Когда он жил со мной, мне это надоело. Но совсем не так, как с Сол. Чтобы описать все тонкости, понадобились бы страницы и страницы. А может быть, и всего одна строчка. Он мешал мне работать, потому что каждую минуту я чувствовал любовь к нему.
(Записано вечером.) Бесконечный день вместе с нею. Ничего серьезного — просто не о чем говорить. Представляю, что будто бы решил жениться: «Целых тридцать лет ничего не сказать друг другу. И ведь еще ничего даже и не начиналось». — «У вас плохое настроение. В чем дело?» — «Вы же знаете, все то же». — «Будущее?» — «Да, эта мысль преследует меня — лишиться всего». — «Чего же именно?» — настаиваю, чтобы поглубже разбередить рану. — «Вас». — «Значит, по-вашему, сейчас я принадлежу вам?» — Ничего не отвечая, она прижимается ко мне, и это выводит меня из себя. Ее слова замораживают. Три смысла в этом «обладании». Она обладает мною по праву захвата. Потом, как говорят на воровском жаргоне, она «поимела», обставила меня. Наконец, вампирическое обладание — лежа на мне, высасывать из меня жизнь.

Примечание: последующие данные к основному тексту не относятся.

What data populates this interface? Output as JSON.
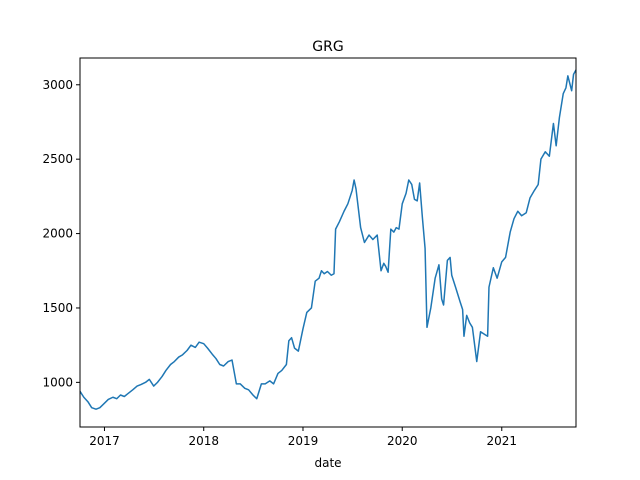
{
  "chart_data": {
    "type": "line",
    "title": "GRG",
    "xlabel": "date",
    "ylabel": "",
    "x_range": [
      "2016-10-03",
      "2021-10-01"
    ],
    "ylim": [
      700,
      3180
    ],
    "x_ticks": [
      {
        "date": "2017-01-01",
        "label": "2017"
      },
      {
        "date": "2018-01-01",
        "label": "2018"
      },
      {
        "date": "2019-01-01",
        "label": "2019"
      },
      {
        "date": "2020-01-01",
        "label": "2020"
      },
      {
        "date": "2021-01-01",
        "label": "2021"
      }
    ],
    "y_ticks": [
      1000,
      1500,
      2000,
      2500,
      3000
    ],
    "grid": false,
    "legend": "none",
    "series": [
      {
        "color": "#1f77b4",
        "points": [
          [
            "2016-10-03",
            940
          ],
          [
            "2016-10-17",
            900
          ],
          [
            "2016-11-01",
            870
          ],
          [
            "2016-11-15",
            830
          ],
          [
            "2016-12-01",
            820
          ],
          [
            "2016-12-15",
            830
          ],
          [
            "2017-01-01",
            860
          ],
          [
            "2017-01-15",
            885
          ],
          [
            "2017-02-01",
            900
          ],
          [
            "2017-02-15",
            890
          ],
          [
            "2017-03-01",
            915
          ],
          [
            "2017-03-15",
            905
          ],
          [
            "2017-04-01",
            930
          ],
          [
            "2017-04-15",
            950
          ],
          [
            "2017-05-01",
            975
          ],
          [
            "2017-05-15",
            985
          ],
          [
            "2017-06-01",
            1000
          ],
          [
            "2017-06-15",
            1020
          ],
          [
            "2017-07-01",
            975
          ],
          [
            "2017-07-15",
            1000
          ],
          [
            "2017-08-01",
            1040
          ],
          [
            "2017-08-15",
            1080
          ],
          [
            "2017-09-01",
            1120
          ],
          [
            "2017-09-15",
            1140
          ],
          [
            "2017-10-01",
            1170
          ],
          [
            "2017-10-15",
            1185
          ],
          [
            "2017-11-01",
            1215
          ],
          [
            "2017-11-15",
            1250
          ],
          [
            "2017-12-01",
            1235
          ],
          [
            "2017-12-15",
            1270
          ],
          [
            "2018-01-01",
            1260
          ],
          [
            "2018-01-15",
            1230
          ],
          [
            "2018-02-01",
            1190
          ],
          [
            "2018-02-15",
            1160
          ],
          [
            "2018-03-01",
            1120
          ],
          [
            "2018-03-15",
            1110
          ],
          [
            "2018-04-01",
            1140
          ],
          [
            "2018-04-15",
            1150
          ],
          [
            "2018-04-25",
            1050
          ],
          [
            "2018-05-01",
            990
          ],
          [
            "2018-05-15",
            990
          ],
          [
            "2018-06-01",
            960
          ],
          [
            "2018-06-15",
            950
          ],
          [
            "2018-07-01",
            915
          ],
          [
            "2018-07-15",
            890
          ],
          [
            "2018-08-01",
            990
          ],
          [
            "2018-08-15",
            990
          ],
          [
            "2018-09-01",
            1010
          ],
          [
            "2018-09-15",
            990
          ],
          [
            "2018-10-01",
            1060
          ],
          [
            "2018-10-15",
            1080
          ],
          [
            "2018-11-01",
            1120
          ],
          [
            "2018-11-10",
            1280
          ],
          [
            "2018-11-20",
            1300
          ],
          [
            "2018-12-01",
            1230
          ],
          [
            "2018-12-15",
            1210
          ],
          [
            "2019-01-01",
            1360
          ],
          [
            "2019-01-15",
            1470
          ],
          [
            "2019-02-01",
            1500
          ],
          [
            "2019-02-15",
            1680
          ],
          [
            "2019-03-01",
            1700
          ],
          [
            "2019-03-10",
            1750
          ],
          [
            "2019-03-20",
            1730
          ],
          [
            "2019-04-01",
            1745
          ],
          [
            "2019-04-15",
            1720
          ],
          [
            "2019-04-25",
            1730
          ],
          [
            "2019-05-01",
            2030
          ],
          [
            "2019-05-15",
            2080
          ],
          [
            "2019-06-01",
            2150
          ],
          [
            "2019-06-15",
            2200
          ],
          [
            "2019-07-01",
            2290
          ],
          [
            "2019-07-08",
            2360
          ],
          [
            "2019-07-15",
            2300
          ],
          [
            "2019-08-01",
            2040
          ],
          [
            "2019-08-15",
            1940
          ],
          [
            "2019-09-01",
            1990
          ],
          [
            "2019-09-15",
            1960
          ],
          [
            "2019-10-01",
            1990
          ],
          [
            "2019-10-15",
            1750
          ],
          [
            "2019-10-25",
            1800
          ],
          [
            "2019-11-01",
            1780
          ],
          [
            "2019-11-10",
            1740
          ],
          [
            "2019-11-20",
            2030
          ],
          [
            "2019-12-01",
            2010
          ],
          [
            "2019-12-10",
            2040
          ],
          [
            "2019-12-20",
            2030
          ],
          [
            "2020-01-01",
            2200
          ],
          [
            "2020-01-15",
            2270
          ],
          [
            "2020-01-25",
            2360
          ],
          [
            "2020-02-05",
            2330
          ],
          [
            "2020-02-15",
            2230
          ],
          [
            "2020-02-25",
            2220
          ],
          [
            "2020-03-05",
            2340
          ],
          [
            "2020-03-15",
            2110
          ],
          [
            "2020-03-25",
            1900
          ],
          [
            "2020-04-01",
            1370
          ],
          [
            "2020-04-15",
            1500
          ],
          [
            "2020-05-01",
            1700
          ],
          [
            "2020-05-15",
            1790
          ],
          [
            "2020-05-25",
            1560
          ],
          [
            "2020-06-01",
            1520
          ],
          [
            "2020-06-15",
            1820
          ],
          [
            "2020-06-25",
            1840
          ],
          [
            "2020-07-01",
            1720
          ],
          [
            "2020-07-15",
            1640
          ],
          [
            "2020-08-01",
            1540
          ],
          [
            "2020-08-10",
            1490
          ],
          [
            "2020-08-15",
            1310
          ],
          [
            "2020-08-25",
            1450
          ],
          [
            "2020-09-05",
            1400
          ],
          [
            "2020-09-15",
            1370
          ],
          [
            "2020-10-01",
            1140
          ],
          [
            "2020-10-15",
            1340
          ],
          [
            "2020-11-01",
            1320
          ],
          [
            "2020-11-10",
            1310
          ],
          [
            "2020-11-15",
            1640
          ],
          [
            "2020-12-01",
            1770
          ],
          [
            "2020-12-15",
            1700
          ],
          [
            "2021-01-01",
            1810
          ],
          [
            "2021-01-15",
            1840
          ],
          [
            "2021-02-01",
            2010
          ],
          [
            "2021-02-15",
            2100
          ],
          [
            "2021-03-01",
            2150
          ],
          [
            "2021-03-15",
            2120
          ],
          [
            "2021-04-01",
            2140
          ],
          [
            "2021-04-15",
            2240
          ],
          [
            "2021-05-01",
            2290
          ],
          [
            "2021-05-15",
            2330
          ],
          [
            "2021-05-25",
            2500
          ],
          [
            "2021-06-10",
            2550
          ],
          [
            "2021-06-25",
            2520
          ],
          [
            "2021-07-10",
            2740
          ],
          [
            "2021-07-20",
            2590
          ],
          [
            "2021-08-01",
            2780
          ],
          [
            "2021-08-15",
            2940
          ],
          [
            "2021-08-25",
            2980
          ],
          [
            "2021-09-01",
            3060
          ],
          [
            "2021-09-15",
            2960
          ],
          [
            "2021-09-22",
            3070
          ],
          [
            "2021-10-01",
            3100
          ]
        ]
      }
    ]
  }
}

Глядя на проходящий поезд, она вздохнула: «Сколько же увозит он обманутых надежд и несбывшихся мечтаний?» Но женщине никогда не придет в голову, что уходящий поезд может увозить с собой и исполнившиеся мечты. Меланхолия — это утешение бедных душ. На Западе, где преобладают женщины, культ страдания; на Востоке, где господин — мужчина, культ мудрости. И вот я рядом с этой молчаливой и тусклой женщиной, раздраженный, перебирающий внутри себя недостойные ни меня, ни ее слова. И я беру ее руку в свою. Всякий раз, ощущая между нами нечто непоправимое, мне хочется тихо приласкать ее, дать какой-то знак, что я люблю ее. Но в конце концов мне становятся невыносимы эти фальшивые ласки, которые только опошляют настоящее чувство, подобно тому как и жалость позорит любовь. Господи! Сделай так, чтобы я не поддавался всему, что восстает во мне против нее! Дай мне выдержать эти оставшиеся восемь дней…
* * *
По существу, жизнь вдвоем заключается, главным образом, в ожидании. Соланж еще не собралась, и Косталь спустился, чтобы подождать ее в такси, на котором они должны были ехать в Сан-Коссиано. Эта деревня совершенно не интересна для экскурсий, кроме одного — возможности убить время. Наконец, появилась Соланж.
— Вы плохо напудрились.
— Это потому, что я спешила.
Он с раздражением посмотрел на нее. Из-за плохой пудры и ее подурневшего лица Косталь вдруг увидел, какой она будет в пятьдесят лет: заплывшей маленькой мещанкой.